The ‘car’ advert rotates the car so that the exhaust pipe is facing upwards. Also there is a close up of the car. This is so the audience can see nothing but the car, so there is no way of overlooking it, they have to face the facts. Also the fact that it is rotated is because the audience won’t at first understand what the picture is of. Whereas upon further inspection they realise that it is a car. This makes the audience ponder that looks can be deceiving and that the idea about cars being one of the biggest contributors of CO2 emissions, a fact we usually ignore may actually be true.

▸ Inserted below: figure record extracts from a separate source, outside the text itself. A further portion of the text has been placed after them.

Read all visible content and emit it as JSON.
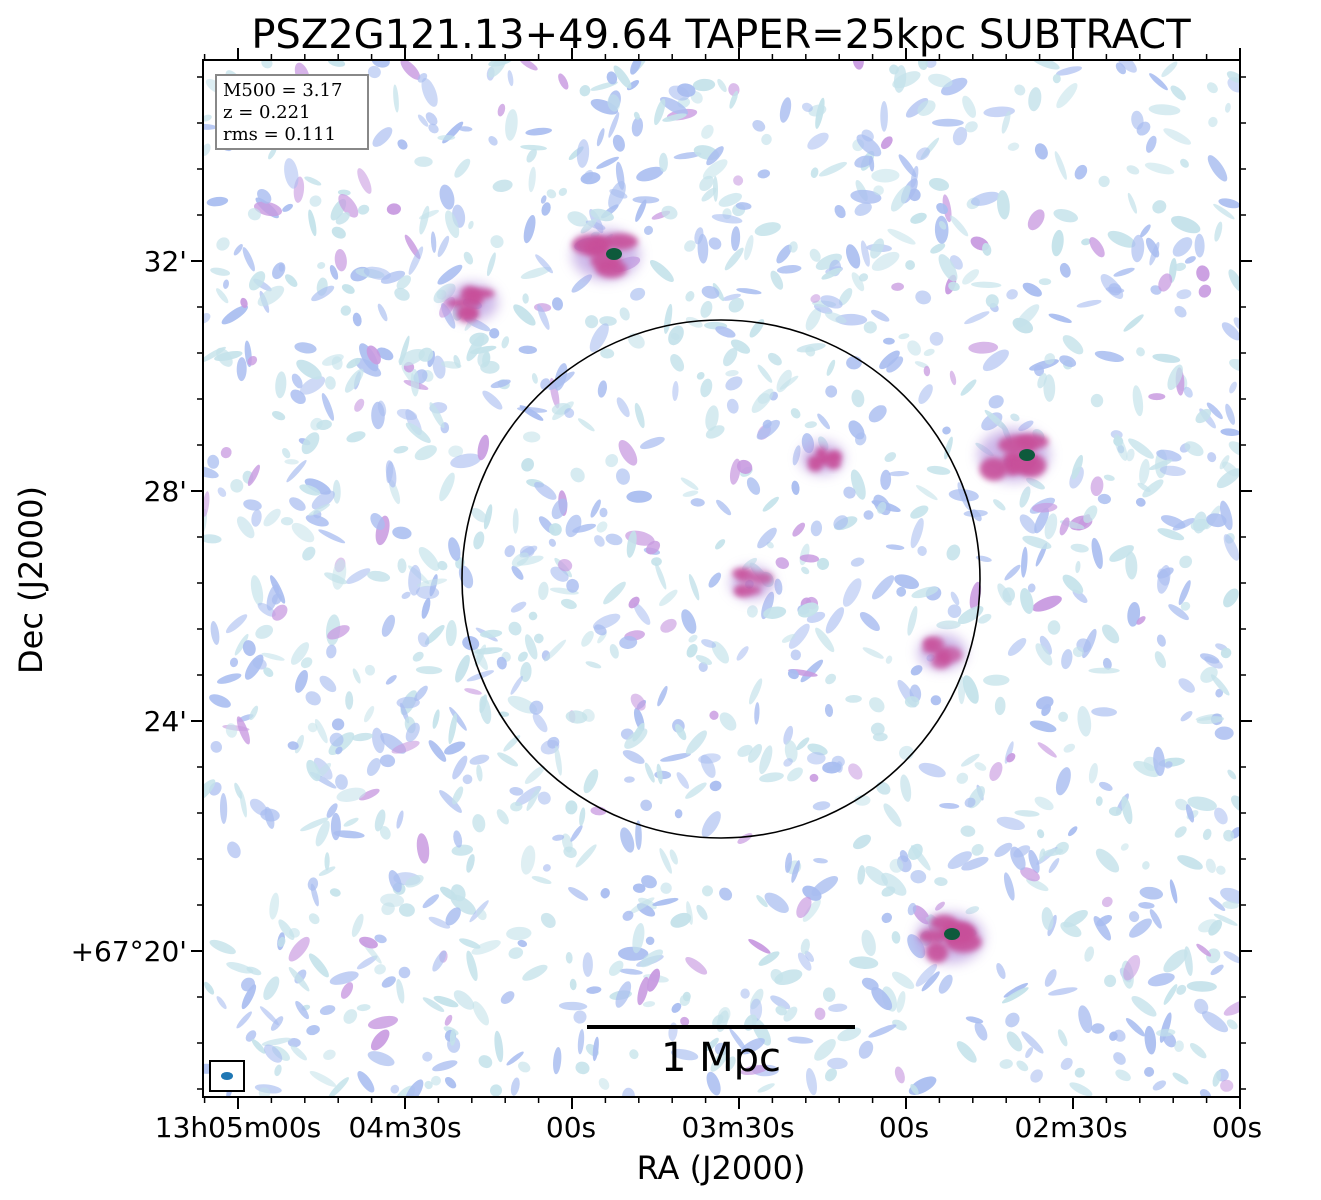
{
  "chart_data": {
    "type": "heatmap",
    "title": "PSZ2G121.13+49.64 TAPER=25kpc SUBTRACT",
    "xlabel": "RA (J2000)",
    "ylabel": "Dec (J2000)",
    "x_ticks": [
      "13h05m00s",
      "04m30s",
      "00s",
      "03m30s",
      "00s",
      "02m30s",
      "00s"
    ],
    "y_ticks": [
      "32'",
      "28'",
      "24'",
      "+67°20'"
    ],
    "info_box": [
      "M500 = 3.17",
      "z = 0.221",
      "rms = 0.111"
    ],
    "scale_bar_label": "1 Mpc",
    "colors": {
      "noise_light": "#c4e2ea",
      "noise_mid": "#a9bdf0",
      "emission": "#c8509a",
      "peak": "#0e5a3c",
      "circle": "#000000",
      "beam": "#1f77b4"
    },
    "sources": [
      {
        "name": "north",
        "intensity": "peak"
      },
      {
        "name": "northwest",
        "intensity": "high"
      },
      {
        "name": "east",
        "intensity": "peak"
      },
      {
        "name": "inner-east",
        "intensity": "high"
      },
      {
        "name": "center",
        "intensity": "medium"
      },
      {
        "name": "circle-edge",
        "intensity": "medium"
      },
      {
        "name": "southeast",
        "intensity": "peak"
      }
    ]
  }
}
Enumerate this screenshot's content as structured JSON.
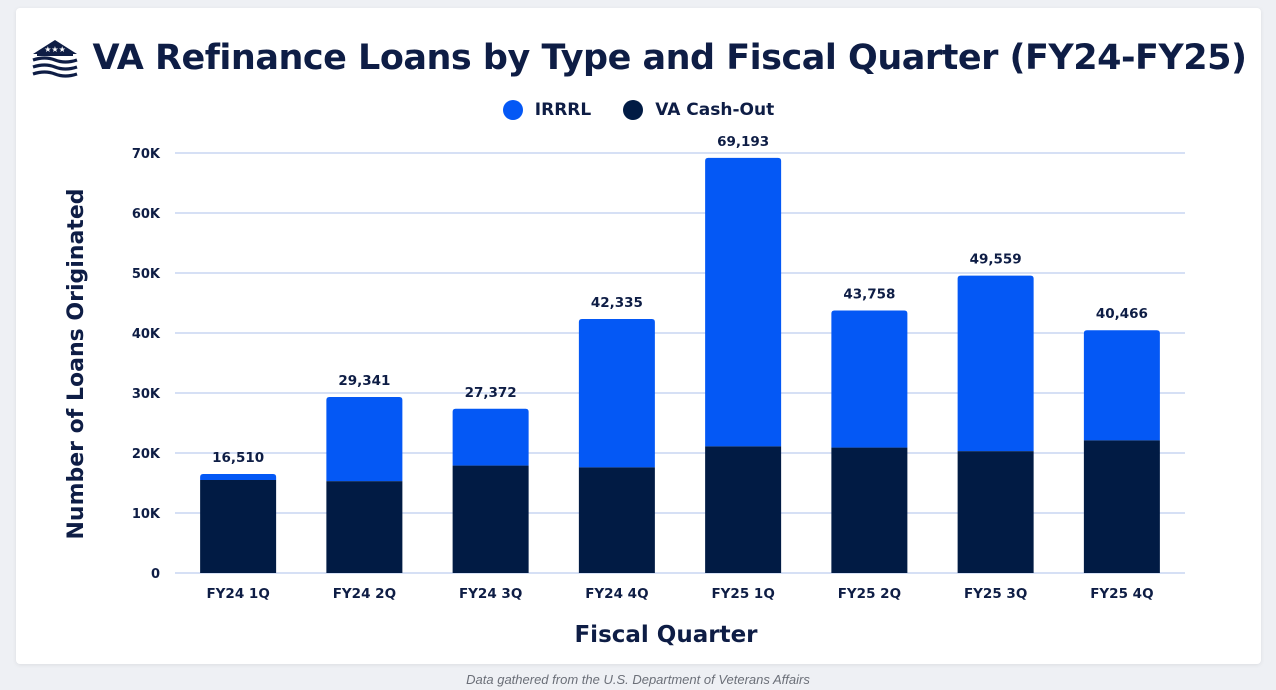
{
  "title": "VA Refinance Loans by Type and Fiscal Quarter (FY24-FY25)",
  "footer": "Data gathered from the U.S. Department of Veterans Affairs",
  "colors": {
    "irrrl": "#0458f5",
    "cashout": "#011b44",
    "grid": "#c9d6f2",
    "text": "#0e1d45"
  },
  "icons": {
    "logo": "house-with-stars-icon"
  },
  "chart_data": {
    "type": "bar",
    "stacked": true,
    "xlabel": "Fiscal Quarter",
    "ylabel": "Number of Loans Originated",
    "ylim": [
      0,
      70000
    ],
    "yticks": [
      0,
      10000,
      20000,
      30000,
      40000,
      50000,
      60000,
      70000
    ],
    "ytick_labels": [
      "0",
      "10K",
      "20K",
      "30K",
      "40K",
      "50K",
      "60K",
      "70K"
    ],
    "grid": true,
    "legend_placement": "top-center",
    "categories": [
      "FY24 1Q",
      "FY24 2Q",
      "FY24 3Q",
      "FY24 4Q",
      "FY25 1Q",
      "FY25 2Q",
      "FY25 3Q",
      "FY25 4Q"
    ],
    "series": [
      {
        "name": "VA Cash-Out",
        "values": [
          15500,
          15300,
          17900,
          17600,
          21100,
          20900,
          20300,
          22100
        ]
      },
      {
        "name": "IRRRL",
        "values": [
          1010,
          14041,
          9472,
          24735,
          48093,
          22858,
          29259,
          18366
        ]
      }
    ],
    "totals": [
      16510,
      29341,
      27372,
      42335,
      69193,
      43758,
      49559,
      40466
    ],
    "total_labels": [
      "16,510",
      "29,341",
      "27,372",
      "42,335",
      "69,193",
      "43,758",
      "49,559",
      "40,466"
    ]
  }
}
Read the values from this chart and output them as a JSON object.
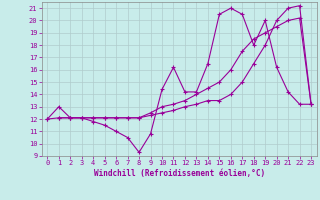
{
  "xlabel": "Windchill (Refroidissement éolien,°C)",
  "background_color": "#c8ecea",
  "grid_color": "#b0cccc",
  "line_color": "#990099",
  "xlim": [
    -0.5,
    23.5
  ],
  "ylim": [
    9,
    21.5
  ],
  "xticks": [
    0,
    1,
    2,
    3,
    4,
    5,
    6,
    7,
    8,
    9,
    10,
    11,
    12,
    13,
    14,
    15,
    16,
    17,
    18,
    19,
    20,
    21,
    22,
    23
  ],
  "yticks": [
    9,
    10,
    11,
    12,
    13,
    14,
    15,
    16,
    17,
    18,
    19,
    20,
    21
  ],
  "line1_x": [
    0,
    1,
    2,
    3,
    4,
    5,
    6,
    7,
    8,
    9,
    10,
    11,
    12,
    13,
    14,
    15,
    16,
    17,
    18,
    19,
    20,
    21,
    22,
    23
  ],
  "line1_y": [
    12,
    12.1,
    12.1,
    12.1,
    12.1,
    12.1,
    12.1,
    12.1,
    12.1,
    12.3,
    12.5,
    12.7,
    13.0,
    13.2,
    13.5,
    13.5,
    14.0,
    15.0,
    16.5,
    18.0,
    20.0,
    21.0,
    21.2,
    13.2
  ],
  "line2_x": [
    1,
    2,
    3,
    4,
    5,
    6,
    7,
    8,
    9,
    10,
    11,
    12,
    13,
    14,
    15,
    16,
    17,
    18,
    19,
    20,
    21,
    22,
    23
  ],
  "line2_y": [
    12.1,
    12.1,
    12.1,
    11.8,
    11.5,
    11.0,
    10.5,
    9.3,
    10.8,
    14.4,
    16.2,
    14.2,
    14.2,
    16.5,
    20.5,
    21.0,
    20.5,
    18.0,
    20.0,
    16.2,
    14.2,
    13.2,
    13.2
  ],
  "line3_x": [
    0,
    1,
    2,
    3,
    4,
    5,
    6,
    7,
    8,
    9,
    10,
    11,
    12,
    13,
    14,
    15,
    16,
    17,
    18,
    19,
    20,
    21,
    22,
    23
  ],
  "line3_y": [
    12,
    13.0,
    12.1,
    12.1,
    12.1,
    12.1,
    12.1,
    12.1,
    12.1,
    12.5,
    13.0,
    13.2,
    13.5,
    14.0,
    14.5,
    15.0,
    16.0,
    17.5,
    18.5,
    19.0,
    19.5,
    20.0,
    20.2,
    13.2
  ]
}
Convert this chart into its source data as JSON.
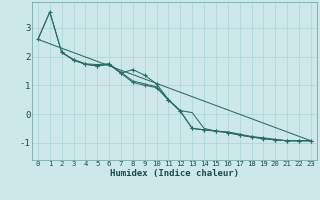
{
  "xlabel": "Humidex (Indice chaleur)",
  "ylabel": "",
  "bg_color": "#cde8e8",
  "grid_color": "#b0d8d8",
  "line_color": "#2a6b65",
  "xlim": [
    -0.5,
    23.5
  ],
  "ylim": [
    -1.6,
    3.9
  ],
  "yticks": [
    -1,
    0,
    1,
    2,
    3
  ],
  "xticks": [
    0,
    1,
    2,
    3,
    4,
    5,
    6,
    7,
    8,
    9,
    10,
    11,
    12,
    13,
    14,
    15,
    16,
    17,
    18,
    19,
    20,
    21,
    22,
    23
  ],
  "series": [
    {
      "x": [
        0,
        1,
        2,
        3,
        4,
        5,
        6,
        7,
        8,
        9,
        10,
        11,
        12,
        13,
        14,
        15,
        16,
        17,
        18,
        19,
        20,
        21,
        22,
        23
      ],
      "y": [
        2.6,
        3.55,
        2.15,
        1.9,
        1.75,
        1.72,
        1.75,
        1.45,
        1.15,
        1.05,
        0.95,
        0.5,
        0.12,
        0.05,
        -0.5,
        -0.6,
        -0.62,
        -0.7,
        -0.78,
        -0.83,
        -0.88,
        -0.93,
        -0.93,
        -0.93
      ],
      "marker": false
    },
    {
      "x": [
        0,
        1,
        2,
        3,
        4,
        5,
        6,
        7,
        8,
        9,
        10,
        11,
        12,
        13,
        14,
        15,
        16,
        17,
        18,
        19,
        20,
        21,
        22,
        23
      ],
      "y": [
        2.6,
        3.55,
        2.15,
        1.88,
        1.73,
        1.68,
        1.73,
        1.42,
        1.55,
        1.35,
        1.05,
        0.5,
        0.1,
        -0.5,
        -0.55,
        -0.6,
        -0.65,
        -0.73,
        -0.8,
        -0.86,
        -0.9,
        -0.93,
        -0.93,
        -0.93
      ],
      "marker": true
    },
    {
      "x": [
        2,
        3,
        4,
        5,
        6,
        7,
        8,
        9,
        10,
        11,
        12,
        13,
        14,
        15,
        16,
        17,
        18,
        19,
        20,
        21,
        22,
        23
      ],
      "y": [
        2.15,
        1.88,
        1.73,
        1.68,
        1.73,
        1.42,
        1.1,
        1.0,
        0.92,
        0.48,
        0.1,
        -0.5,
        -0.55,
        -0.58,
        -0.65,
        -0.73,
        -0.8,
        -0.85,
        -0.9,
        -0.93,
        -0.93,
        -0.93
      ],
      "marker": true
    },
    {
      "x": [
        0,
        23
      ],
      "y": [
        2.6,
        -0.93
      ],
      "marker": false
    }
  ]
}
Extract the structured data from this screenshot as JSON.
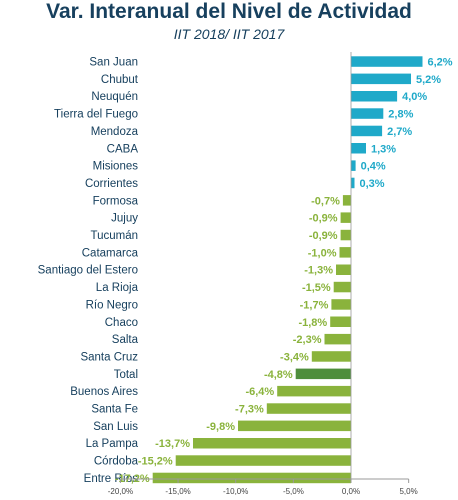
{
  "chart_data": {
    "type": "bar",
    "orientation": "horizontal",
    "title": "Var. Interanual del Nivel de Actividad",
    "subtitle": "IIT 2018/ IIT 2017",
    "categories": [
      "San Juan",
      "Chubut",
      "Neuquén",
      "Tierra del Fuego",
      "Mendoza",
      "CABA",
      "Misiones",
      "Corrientes",
      "Formosa",
      "Jujuy",
      "Tucumán",
      "Catamarca",
      "Santiago del Estero",
      "La Rioja",
      "Río Negro",
      "Chaco",
      "Salta",
      "Santa Cruz",
      "Total",
      "Buenos Aires",
      "Santa Fe",
      "San Luis",
      "La Pampa",
      "Córdoba",
      "Entre Ríos"
    ],
    "values": [
      6.2,
      5.2,
      4.0,
      2.8,
      2.7,
      1.3,
      0.4,
      0.3,
      -0.7,
      -0.9,
      -0.9,
      -1.0,
      -1.3,
      -1.5,
      -1.7,
      -1.8,
      -2.3,
      -3.4,
      -4.8,
      -6.4,
      -7.3,
      -9.8,
      -13.7,
      -15.2,
      -17.2
    ],
    "value_labels": [
      "6,2%",
      "5,2%",
      "4,0%",
      "2,8%",
      "2,7%",
      "1,3%",
      "0,4%",
      "0,3%",
      "-0,7%",
      "-0,9%",
      "-0,9%",
      "-1,0%",
      "-1,3%",
      "-1,5%",
      "-1,7%",
      "-1,8%",
      "-2,3%",
      "-3,4%",
      "-4,8%",
      "-6,4%",
      "-7,3%",
      "-9,8%",
      "-13,7%",
      "-15,2%",
      "-17,2%"
    ],
    "highlight_category": "Total",
    "xlim": [
      -20,
      5
    ],
    "x_ticks": [
      -20,
      -15,
      -10,
      -5,
      0,
      5
    ],
    "x_tick_labels": [
      "-20,0%",
      "-15,0%",
      "-10,0%",
      "-5,0%",
      "0,0%",
      "5,0%"
    ],
    "xlabel": "",
    "ylabel": "",
    "grid": false,
    "colors": {
      "positive": "#1fa9c9",
      "negative": "#8ab33c",
      "highlight": "#4e8e3c",
      "title": "#17405e",
      "axis": "#9a9a9a"
    }
  }
}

The colours and pictures of the ‘twinkle twinkle’ advert could also mean that the advert is aimed towards children. Perhaps the idea that the children would see the advert and question their parents as to what is going on. Their parents might then realise what they are doing by wasting electricity, and so on is going to affect their children. However children might do something as well. After all the carbon emissions will affect their lives. By making children aware of the possible outcomes of the future, they themselves would want to do something to make sure we change our ways to prevent our future from ending up like that.
On both the adverts, at the bottom of the advert there is the ‘search online for ACT ON CO2’ line. This is positioned at the bottom, because after looking at the two adverts and the seriousness of the message being given, the audience will begin to wonder how they can prevent this from happening. Then by looking at the bottom they find out where they can go for advice on how to prevent it. This encourages parents to visit the Act on CO2 website and see the current campaigns, the consequences and how to prevent it.